Une vague gravitationnelle déroutante a été détectée, et les astronomes ont déterminé qu'il provient d'une fusion de trou noir record

Illustration de la fusion de trous noirs
Un trous noir record a élargi notre vision des habitants les plus extrêmes de l'univers.
Depuis que l'observatoire à ondes gravitationnelles interféromètres laser (LIGO) a commencé à détecter les ondes gravitationnelles – ondulations dans le tissu de la réalité physique – il y a 10 ans, il a capturé près de 100 collisions entre des paires de trous noirs. Le 23 novembre 2023, Ligo a ramassé un de ces signaux qui était «extraordinaire et déroutant à interpréter», explique Sophie Bini au California Institute of Technology. Elle et ses collègues ont finalement déterminé qu'il avait été produit par la fusion de trou noirs la plus massive jamais détectée.
L'un des trous noirs en collision était environ 100 fois plus massif que le soleil, tandis que l'autre a atteint près de 140 masses solaires. Le record précédent a été détenu par une fusion de trou noir à peu près à moitié comme massif. Le membre de l'équipe Mark Hannam à l'Université de Cardiff au Royaume-Uni dit que non seulement les trous noirs étaient énormes, mais qu'ils tournaient également très rapidement, ce qui les met à la limite de ce que nous pouvons prévoir de repérer dans l'espace basé sur les modèles mathématiques que nous avons de l'univers.

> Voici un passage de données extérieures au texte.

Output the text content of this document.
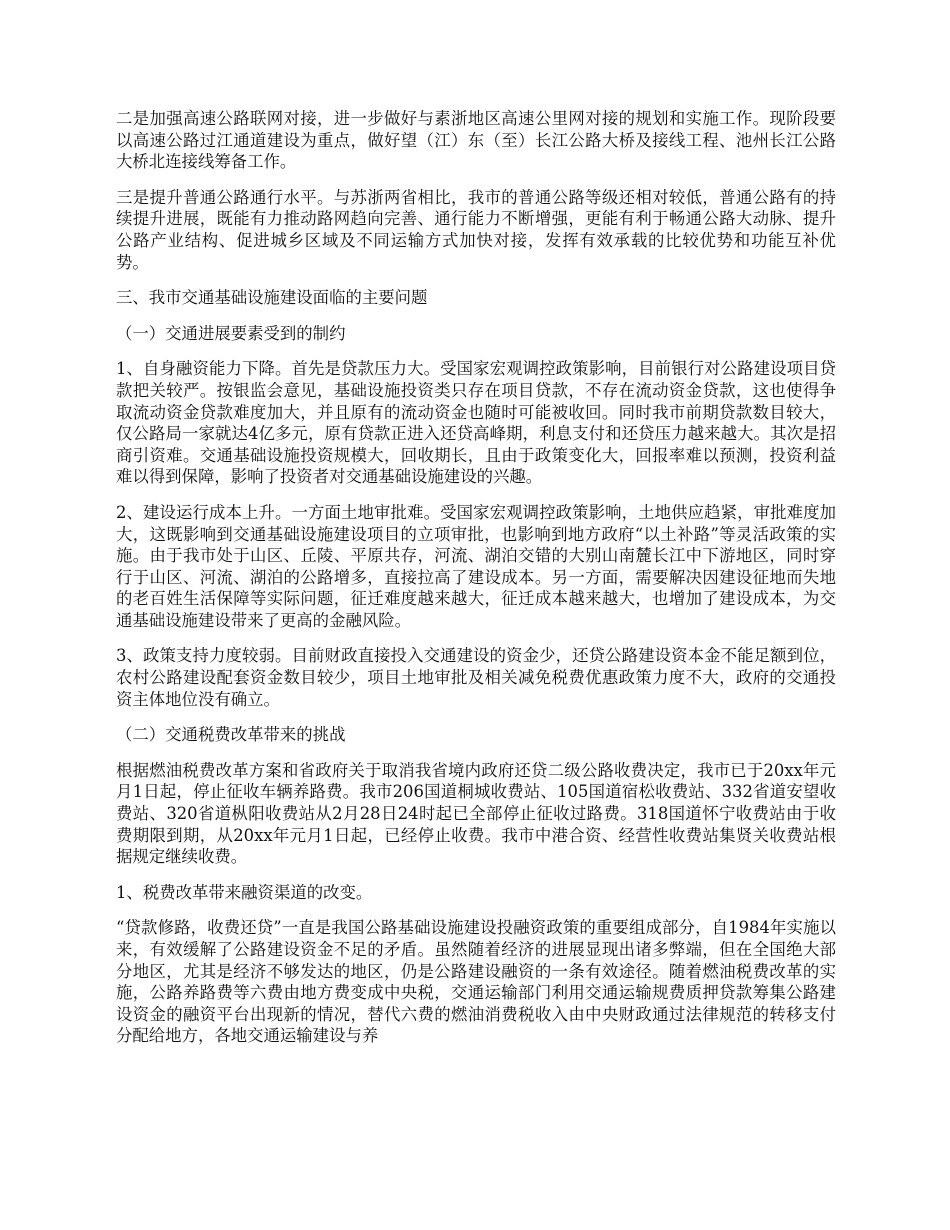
二是加强高速公路联网对接，进一步做好与素浙地区高速公里网对接的规划和实施工作。现阶段要以高速公路过江通道建设为重点，做好望（江）东（至）长江公路大桥及接线工程、池州长江公路大桥北连接线筹备工作。

三是提升普通公路通行水平。与苏浙两省相比，我市的普通公路等级还相对较低，普通公路有的持续提升进展，既能有力推动路网趋向完善、通行能力不断增强，更能有利于畅通公路大动脉、提升公路产业结构、促进城乡区域及不同运输方式加快对接，发挥有效承载的比较优势和功能互补优势。

三、我市交通基础设施建设面临的主要问题

（一）交通进展要素受到的制约

1、自身融资能力下降。首先是贷款压力大。受国家宏观调控政策影响，目前银行对公路建设项目贷款把关较严。按银监会意见，基础设施投资类只存在项目贷款，不存在流动资金贷款，这也使得争取流动资金贷款难度加大，并且原有的流动资金也随时可能被收回。同时我市前期贷款数目较大，仅公路局一家就达4亿多元，原有贷款正进入还贷高峰期，利息支付和还贷压力越来越大。其次是招商引资难。交通基础设施投资规模大，回收期长，且由于政策变化大，回报率难以预测，投资利益难以得到保障，影响了投资者对交通基础设施建设的兴趣。

2、建设运行成本上升。一方面土地审批难。受国家宏观调控政策影响，土地供应趋紧，审批难度加大，这既影响到交通基础设施建设项目的立项审批，也影响到地方政府“以土补路”等灵活政策的实施。由于我市处于山区、丘陵、平原共存，河流、湖泊交错的大别山南麓长江中下游地区，同时穿行于山区、河流、湖泊的公路增多，直接拉高了建设成本。另一方面，需要解决因建设征地而失地的老百姓生活保障等实际问题，征迁难度越来越大，征迁成本越来越大，也增加了建设成本，为交通基础设施建设带来了更高的金融风险。

3、政策支持力度较弱。目前财政直接投入交通建设的资金少，还贷公路建设资本金不能足额到位，农村公路建设配套资金数目较少，项目土地审批及相关减免税费优惠政策力度不大，政府的交通投资主体地位没有确立。

（二）交通税费改革带来的挑战

根据燃油税费改革方案和省政府关于取消我省境内政府还贷二级公路收费决定，我市已于20xx年元月1日起，停止征收车辆养路费。我市206国道桐城收费站、105国道宿松收费站、332省道安望收费站、320省道枞阳收费站从2月28日24时起已全部停止征收过路费。318国道怀宁收费站由于收费期限到期，从20xx年元月1日起，已经停止收费。我市中港合资、经营性收费站集贤关收费站根据规定继续收费。

1、税费改革带来融资渠道的改变。

“贷款修路，收费还贷”一直是我国公路基础设施建设投融资政策的重要组成部分，自1984年实施以来，有效缓解了公路建设资金不足的矛盾。虽然随着经济的进展显现出诸多弊端，但在全国绝大部分地区，尤其是经济不够发达的地区，仍是公路建设融资的一条有效途径。随着燃油税费改革的实施，公路养路费等六费由地方费变成中央税，交通运输部门利用交通运输规费质押贷款筹集公路建设资金的融资平台出现新的情况，替代六费的燃油消费税收入由中央财政通过法律规范的转移支付分配给地方，各地交通运输建设与养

Ces masses de trous noires sont trop élevées pour qu'elles se soient formées en s'effondrant directement à partir d'une étoile vieillissante, il y a donc de bonnes raisons de croire que ce sont les produits des fusions passées entre les trous noirs plus petits, explique Hannam. «Il peut y avoir eu plusieurs fusions successives», dit-il.
«Il y a dix ans, nous avons été surpris que des trous noirs de 30 masses solaires existent. Les signaux d'ondes gravitationnelles à partir de trous noirs massifs et à rotation rapide sont plus courts que ceux produits par des plus petits, il est donc également plus difficile de les détecter, dit-il. Bini a présenté ce travail à la conférence Edoardo Amaldi sur les vagues gravitationnelles à Glasgow, au Royaume-Uni, le 14 juillet.
Hannam et Bini disent tous deux que pour bien comprendre le nouveau signal, notamment en déterminant les origines des trous noirs, nous aurons besoin d'observations futures de fusions similaires. LIGO a détecté un nombre croissant de fusions de trous noirs à chaque mise à niveau, il identifiera donc probablement plus de briseurs de disques cosmiques à l'avenir. Cependant, en mai, l'administration Trump a proposé de clôturer la moitié de l'installation, qui, selon Hannam, rendrait les signaux de détection comme le nouveau presque impossible.